Save as herein expressly provided, the Vendor shall not be liable for any loss or damage of whatsoever nature or to whosoever caused arising out of the use of Goods supplied by it. The Purchaser shall indemnify the Vendor against all claims made against the Vendor by any third party in respect thereof.
a) Provided that the Purchaser has been granted credit facilities by the Vendor, settlement terms are Net 30 days from the date of the Invoice. In the absence of credit facilities having been granted by the Vendor, payment shall be in advance.
b) the Vendor reserves the right to suspend deliveries where payment is not received in accordance with paragraph (a) of this clause or in accordance with any alternative terms of payment agreed in writing.
c) where payment is not made in accordance with the terms of paragraph (a) of this clause, the Purchaser shall be liable to pay interest on any unpaid amounts calculated at 3% above NatWest Bank Plc’s base rate for the time being in force calculated on a daily basis.

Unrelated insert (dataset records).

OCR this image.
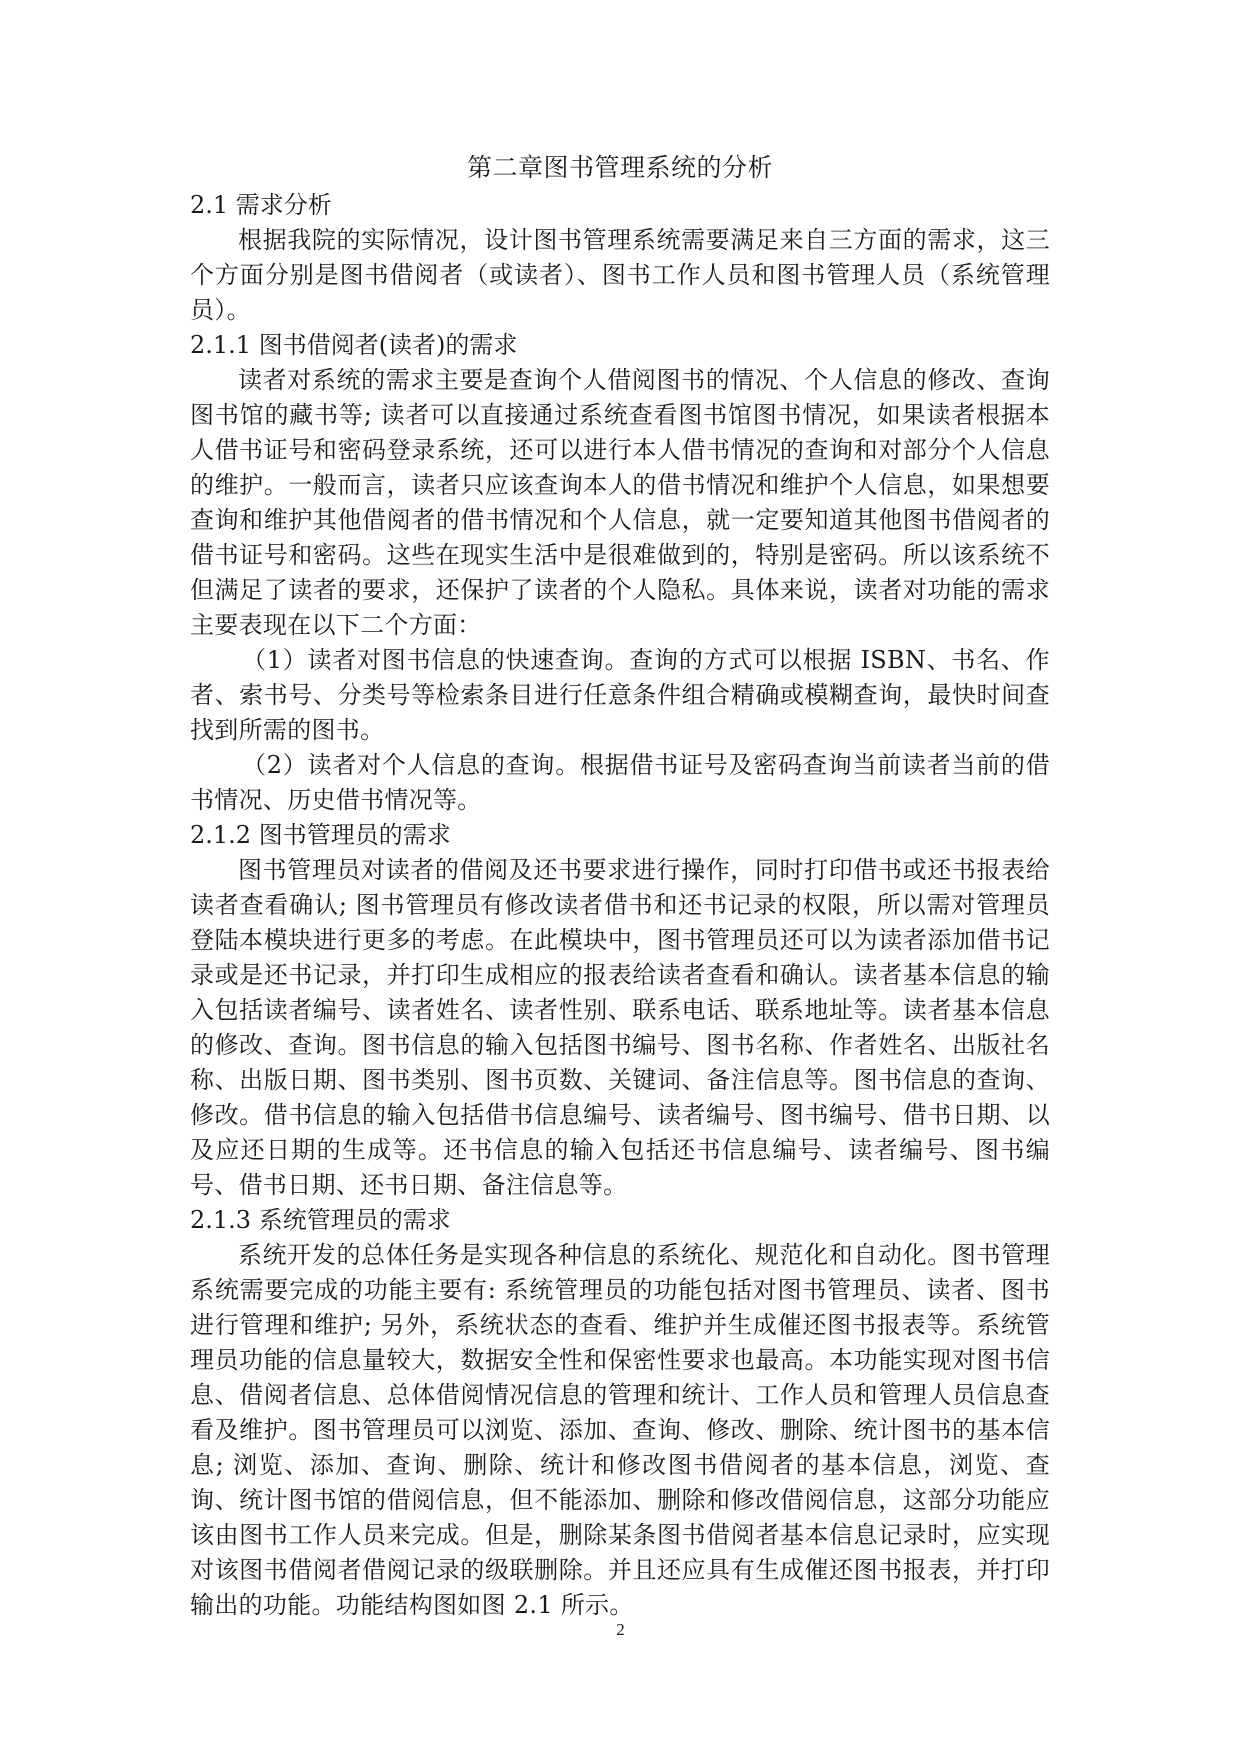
第二章图书管理系统的分析

2.1 需求分析

根据我院的实际情况，设计图书管理系统需要满足来自三方面的需求，这三个方面分别是图书借阅者（或读者）、图书工作人员和图书管理人员（系统管理员）。

2.1.1 图书借阅者(读者)的需求

读者对系统的需求主要是查询个人借阅图书的情况、个人信息的修改、查询图书馆的藏书等; 读者可以直接通过系统查看图书馆图书情况，如果读者根据本人借书证号和密码登录系统，还可以进行本人借书情况的查询和对部分个人信息的维护。一般而言，读者只应该查询本人的借书情况和维护个人信息，如果想要查询和维护其他借阅者的借书情况和个人信息，就一定要知道其他图书借阅者的借书证号和密码。这些在现实生活中是很难做到的，特别是密码。所以该系统不但满足了读者的要求，还保护了读者的个人隐私。具体来说，读者对功能的需求主要表现在以下二个方面：

（1）读者对图书信息的快速查询。查询的方式可以根据 ISBN、书名、作者、索书号、分类号等检索条目进行任意条件组合精确或模糊查询，最快时间查找到所需的图书。

（2）读者对个人信息的查询。根据借书证号及密码查询当前读者当前的借书情况、历史借书情况等。

2.1.2 图书管理员的需求

图书管理员对读者的借阅及还书要求进行操作，同时打印借书或还书报表给读者查看确认; 图书管理员有修改读者借书和还书记录的权限，所以需对管理员登陆本模块进行更多的考虑。在此模块中，图书管理员还可以为读者添加借书记录或是还书记录，并打印生成相应的报表给读者查看和确认。读者基本信息的输入包括读者编号、读者姓名、读者性别、联系电话、联系地址等。读者基本信息的修改、查询。图书信息的输入包括图书编号、图书名称、作者姓名、出版社名称、出版日期、图书类别、图书页数、关键词、备注信息等。图书信息的查询、修改。借书信息的输入包括借书信息编号、读者编号、图书编号、借书日期、以及应还日期的生成等。还书信息的输入包括还书信息编号、读者编号、图书编号、借书日期、还书日期、备注信息等。

2.1.3 系统管理员的需求

系统开发的总体任务是实现各种信息的系统化、规范化和自动化。图书管理系统需要完成的功能主要有: 系统管理员的功能包括对图书管理员、读者、图书进行管理和维护; 另外，系统状态的查看、维护并生成催还图书报表等。系统管理员功能的信息量较大，数据安全性和保密性要求也最高。本功能实现对图书信息、借阅者信息、总体借阅情况信息的管理和统计、工作人员和管理人员信息查看及维护。图书管理员可以浏览、添加、查询、修改、删除、统计图书的基本信息; 浏览、添加、查询、删除、统计和修改图书借阅者的基本信息，浏览、查询、统计图书馆的借阅信息，但不能添加、删除和修改借阅信息，这部分功能应该由图书工作人员来完成。但是，删除某条图书借阅者基本信息记录时，应实现对该图书借阅者借阅记录的级联删除。并且还应具有生成催还图书报表，并打印输出的功能。功能结构图如图 2.1 所示。

2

If the circumstances or status of the Purchaser changes, for whatsoever reason, (e.g. bankruptcy or receivership, change of name, litigation by the Vendor, or other parties etc), the Vendor reserves the right without prejudice, to cancel or suspend trading with the Purchaser including orders in progress and to demand immediate settlement in full of all outstanding invoices.
The Vendor shall not be liable for the cancellation by it of any order or any unfulfilled part thereof if performance by the Vendor is prevented or delayed whether directly or indirectly by any cause whatsoever beyond the reasonable control of the Vendor whether such cause existed or was foreseeable at the date of acceptance of the Purchasers’ order by the Vendor or not and without prejudice to the generality of the foregoing any cause shall be deemed to prevent, hinder or delay the Vendor if the Vendor is thereby prevented, hindered or delayed from fulfilling other commitments to the Purchaser or to third parties.
Tooling commissioned with us remains the property of the Vendor at all times regardless of whether customer has contributed to the manufacturing cost or design of the tool.
In connection with this or any other contract between the Vendor and the Purchaser, the Purchaser shall not give, provide, or offer to our staff and agents any loan, fee, reward, gift or any emolument or advantage whatsoever. In the event of any breach of this Condition, we shall, without prejudice to any other rights we may possess, be at liberty forthwith to terminate this and any other contract and to recover from you any loss or damage resulting from such termination.
16. LAW
The Contract shall be subject to English Law and the jurisdiction of the English High Court.
In the event of the Purchaser wishing to instigate any complaint or dispute regarding goods or services provided, please follow the ‘Feedback’ link in the Company Profile section of our website which stipulates the procedure which must be undertaken for us to assess and manage any such complaint or dispute.